Я спросила просто ради того, чтобы заговорить и избавиться от мучительного наваждения, вызывающего колючие мурашки по спине. От иллюзии того, что прямо сейчас рядом со мной сидел мой муж.
Вероятно, Бруно почувствовал, насколько мне неуютно, потому что наконец повернулся и стиснул мои пальцы.
— Все нормально, Мира. Это я. Просто не в лучшем из своих настроений.
Его голос и взгляд смягчились, и я наконец смогла протолкнуть на вдохе проклятый тяжелый ком, застрявший в горле.
От странного, ничем не объяснимого облегчения хотелось броситься Бруно на шею, и чтобы взять себя в руки, я забрала у него стакан и встала, чтобы наполнить его снова, а заодно и взять второй для себя.
— Не стоит больше, мне еще ехать.
Эта новость обожгла спину как удар кнута, но я заставила себя не обернуться сразу.
— Тебе еще нужно хоть что-то мне объяснить.
Он засмеялся так хрипло, будто у него пересохло в горле.
— Да в тебе проснулась герцогиня Керн.
Полыхнув взглядом в его сторону, я вернулась к дивану и протянула ему стакан.
— Рассказывай. Ты обещал.
Напоминание о данном слове было почти что запрещенным приемом, но мое терпение было на исходе, да и Бруно не мешало взбодрится.
Одарив меня не менее едкой улыбкой, чем та, что была адресована Удо минутами ранее, он все же повернулся ко мне.
— Вторая жена герцога была младшей дочерью графа Лэйна. Я полагаю, ты знаешь, кто это.
— Очень богатый, очень знатный, очень давно приближенный к королю человек?
Бруно кивнул, сделал еще один глоток.
— Да. Вильгельм барон, но принадлежит к обедневшему роду. Граф никогда не позволил бы ему составить партию для своей дочери, а между тем Одетта его любила. Удо об этом знал. Вильгельм приезжал к нему, просил отказаться от этого брака. Насколько мне известно, даже встал на колени. Но это не помогло.
Я вспомнила спокойное и гордое лицо Монтейна, и мне в очередной раз стало не по себе.
— А дальше?
— Дальше? — Бруно посмотрел на меня немного удивленно, словно не ожидал, что я захочу знать продолжение. — Одетта подчинилась воле отца и вышла за герцога Керна. Через восемь месяцев ее не стало. Вильгельм поклялся отомстить. Признаться, даже я не воспринял всерьез его угрозы — он был хорошим фехтовальщиком, но совсем не умел колдовать. Однако, как мы видим, у него появился хороший стимул научиться.

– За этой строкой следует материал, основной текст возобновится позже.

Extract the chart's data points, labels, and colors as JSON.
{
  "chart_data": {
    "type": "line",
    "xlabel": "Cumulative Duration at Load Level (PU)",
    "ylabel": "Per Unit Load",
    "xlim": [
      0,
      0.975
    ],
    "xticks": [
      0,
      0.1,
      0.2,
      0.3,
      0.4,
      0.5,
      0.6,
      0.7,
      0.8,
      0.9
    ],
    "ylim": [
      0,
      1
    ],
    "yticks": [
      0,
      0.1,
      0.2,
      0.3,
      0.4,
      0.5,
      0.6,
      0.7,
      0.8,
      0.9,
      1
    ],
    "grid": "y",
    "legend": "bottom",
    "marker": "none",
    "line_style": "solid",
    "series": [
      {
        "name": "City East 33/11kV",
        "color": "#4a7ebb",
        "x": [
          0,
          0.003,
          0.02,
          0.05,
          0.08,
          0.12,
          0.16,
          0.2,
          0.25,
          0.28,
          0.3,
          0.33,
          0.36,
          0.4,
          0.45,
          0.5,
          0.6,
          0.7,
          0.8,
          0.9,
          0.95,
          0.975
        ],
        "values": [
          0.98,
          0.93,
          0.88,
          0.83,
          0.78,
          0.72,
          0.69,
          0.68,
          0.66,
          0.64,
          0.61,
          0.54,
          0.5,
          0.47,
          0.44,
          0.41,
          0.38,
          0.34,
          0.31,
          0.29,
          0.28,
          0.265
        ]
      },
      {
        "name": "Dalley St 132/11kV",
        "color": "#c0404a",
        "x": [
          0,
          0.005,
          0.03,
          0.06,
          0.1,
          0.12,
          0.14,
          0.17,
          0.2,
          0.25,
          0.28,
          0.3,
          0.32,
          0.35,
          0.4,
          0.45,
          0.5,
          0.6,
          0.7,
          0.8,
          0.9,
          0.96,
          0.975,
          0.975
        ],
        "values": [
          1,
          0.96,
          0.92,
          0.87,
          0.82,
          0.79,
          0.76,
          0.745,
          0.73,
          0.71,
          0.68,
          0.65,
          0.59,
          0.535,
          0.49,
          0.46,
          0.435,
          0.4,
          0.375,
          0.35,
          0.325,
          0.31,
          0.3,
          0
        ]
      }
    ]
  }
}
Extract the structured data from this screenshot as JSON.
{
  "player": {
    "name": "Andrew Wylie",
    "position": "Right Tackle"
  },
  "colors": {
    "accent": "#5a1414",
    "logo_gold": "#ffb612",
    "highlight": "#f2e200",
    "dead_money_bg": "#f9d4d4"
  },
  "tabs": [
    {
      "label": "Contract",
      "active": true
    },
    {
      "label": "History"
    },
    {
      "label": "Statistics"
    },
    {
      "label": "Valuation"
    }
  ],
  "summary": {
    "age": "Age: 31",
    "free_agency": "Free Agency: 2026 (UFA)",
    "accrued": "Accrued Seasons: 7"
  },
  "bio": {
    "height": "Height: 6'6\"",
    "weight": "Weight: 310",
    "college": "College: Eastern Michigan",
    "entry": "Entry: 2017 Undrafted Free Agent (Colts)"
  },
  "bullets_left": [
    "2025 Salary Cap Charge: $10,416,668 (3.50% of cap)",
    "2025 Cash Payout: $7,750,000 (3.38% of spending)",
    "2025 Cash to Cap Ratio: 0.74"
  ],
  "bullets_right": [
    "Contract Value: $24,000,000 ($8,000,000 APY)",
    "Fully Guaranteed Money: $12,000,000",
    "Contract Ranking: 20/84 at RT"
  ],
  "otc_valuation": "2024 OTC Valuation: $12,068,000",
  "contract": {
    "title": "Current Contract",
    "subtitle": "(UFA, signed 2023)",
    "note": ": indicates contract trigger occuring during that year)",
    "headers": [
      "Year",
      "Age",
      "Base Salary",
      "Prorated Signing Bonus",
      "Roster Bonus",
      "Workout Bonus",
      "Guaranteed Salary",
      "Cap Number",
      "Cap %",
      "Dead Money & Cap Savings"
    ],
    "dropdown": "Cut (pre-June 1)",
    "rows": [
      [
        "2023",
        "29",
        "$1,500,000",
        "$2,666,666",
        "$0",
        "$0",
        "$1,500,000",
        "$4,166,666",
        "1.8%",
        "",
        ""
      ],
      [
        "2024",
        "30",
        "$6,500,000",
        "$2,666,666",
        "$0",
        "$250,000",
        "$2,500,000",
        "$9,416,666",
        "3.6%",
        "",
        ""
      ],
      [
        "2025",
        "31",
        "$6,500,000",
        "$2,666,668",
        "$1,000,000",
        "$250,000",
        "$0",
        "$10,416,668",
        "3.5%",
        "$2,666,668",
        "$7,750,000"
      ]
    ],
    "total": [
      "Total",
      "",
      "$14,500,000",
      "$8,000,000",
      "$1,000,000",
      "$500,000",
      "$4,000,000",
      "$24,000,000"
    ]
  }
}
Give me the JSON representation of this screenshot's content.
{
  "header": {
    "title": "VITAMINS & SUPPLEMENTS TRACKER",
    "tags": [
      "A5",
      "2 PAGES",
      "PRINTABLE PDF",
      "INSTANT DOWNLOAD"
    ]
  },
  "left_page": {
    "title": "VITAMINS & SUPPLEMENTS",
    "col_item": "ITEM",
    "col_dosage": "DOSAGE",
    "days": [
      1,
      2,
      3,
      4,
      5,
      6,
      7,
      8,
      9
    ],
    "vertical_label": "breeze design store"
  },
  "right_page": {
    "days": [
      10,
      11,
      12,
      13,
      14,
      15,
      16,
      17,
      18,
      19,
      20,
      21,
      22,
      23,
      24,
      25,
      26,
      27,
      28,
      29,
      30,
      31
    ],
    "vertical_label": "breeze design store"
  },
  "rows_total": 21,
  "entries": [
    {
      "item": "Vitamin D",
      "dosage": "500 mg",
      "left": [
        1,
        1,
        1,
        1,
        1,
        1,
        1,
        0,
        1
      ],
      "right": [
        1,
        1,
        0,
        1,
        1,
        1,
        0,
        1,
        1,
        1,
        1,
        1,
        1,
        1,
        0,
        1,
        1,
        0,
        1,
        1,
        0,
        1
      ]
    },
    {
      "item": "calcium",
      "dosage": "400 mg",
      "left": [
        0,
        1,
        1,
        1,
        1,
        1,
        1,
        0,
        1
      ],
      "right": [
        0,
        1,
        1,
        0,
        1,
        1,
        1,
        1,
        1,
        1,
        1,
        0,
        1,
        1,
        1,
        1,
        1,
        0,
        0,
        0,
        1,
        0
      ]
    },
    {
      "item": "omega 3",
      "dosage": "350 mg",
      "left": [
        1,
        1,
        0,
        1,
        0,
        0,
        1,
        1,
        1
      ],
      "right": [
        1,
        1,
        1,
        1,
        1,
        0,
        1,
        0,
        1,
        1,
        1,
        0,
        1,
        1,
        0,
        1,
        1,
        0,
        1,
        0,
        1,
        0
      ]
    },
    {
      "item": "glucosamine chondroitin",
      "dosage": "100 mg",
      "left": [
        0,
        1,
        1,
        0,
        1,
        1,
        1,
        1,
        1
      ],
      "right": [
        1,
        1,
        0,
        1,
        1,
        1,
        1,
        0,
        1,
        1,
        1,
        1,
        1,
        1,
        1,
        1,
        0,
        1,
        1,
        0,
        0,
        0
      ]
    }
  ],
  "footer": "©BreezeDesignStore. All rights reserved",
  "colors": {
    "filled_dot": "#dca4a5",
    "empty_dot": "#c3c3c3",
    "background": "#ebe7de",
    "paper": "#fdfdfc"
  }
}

Он продолжал говорить загадками, а из миллиона возникших у меня вопросов в висках и затылке настойчиво пульсировал только один. Самый неважный.
— Что значит — даже ты?
Бруно хмыкнул, посмотрел на коньяк в своем стакане, а после покачал головой.
Он очевидно ходил вокруг да около, не находя слов, чтобы рассказать о самом главном, и я сжала губы, вынуждая себя смириться и еще немного потерпеть.
— Ты сказал, что Удо жив, но ты его не нашел.
— Место всегда помнит, — губы Бруно дрогнули, а в голосе послышалось нечто, подозрительно похожее на благодарность. — Они встретились, но Удо рассчитывал либо на честный, либо на откровенно бесчестный бой. А Вильгельм оказался умнее.
Он допил оставшийся коньяк залпом, встал, чтобы вернуть сстакан на столик, а вернувшись, опустился на колени передо мной, чтобы удобнее было заглянуть в глаза.
— Я пока не знаю, что именно барон сделал с ним. Это похоже на какое-то проклятие. Наказание, которое будет длиться годами. До определенной степени это справедливо, Удо в самом деле сломал ему жизнь.
— Не превратил же он его в жабу, — мой голос дрогнул, а шутка получилась глупой, но мне отчаянно хотелось держаться хотя бы за что-то.
Слушать дальше, а не закрыть уши руками, спасаясь от правды, оказавшейся хуже, чем я могла предполагать.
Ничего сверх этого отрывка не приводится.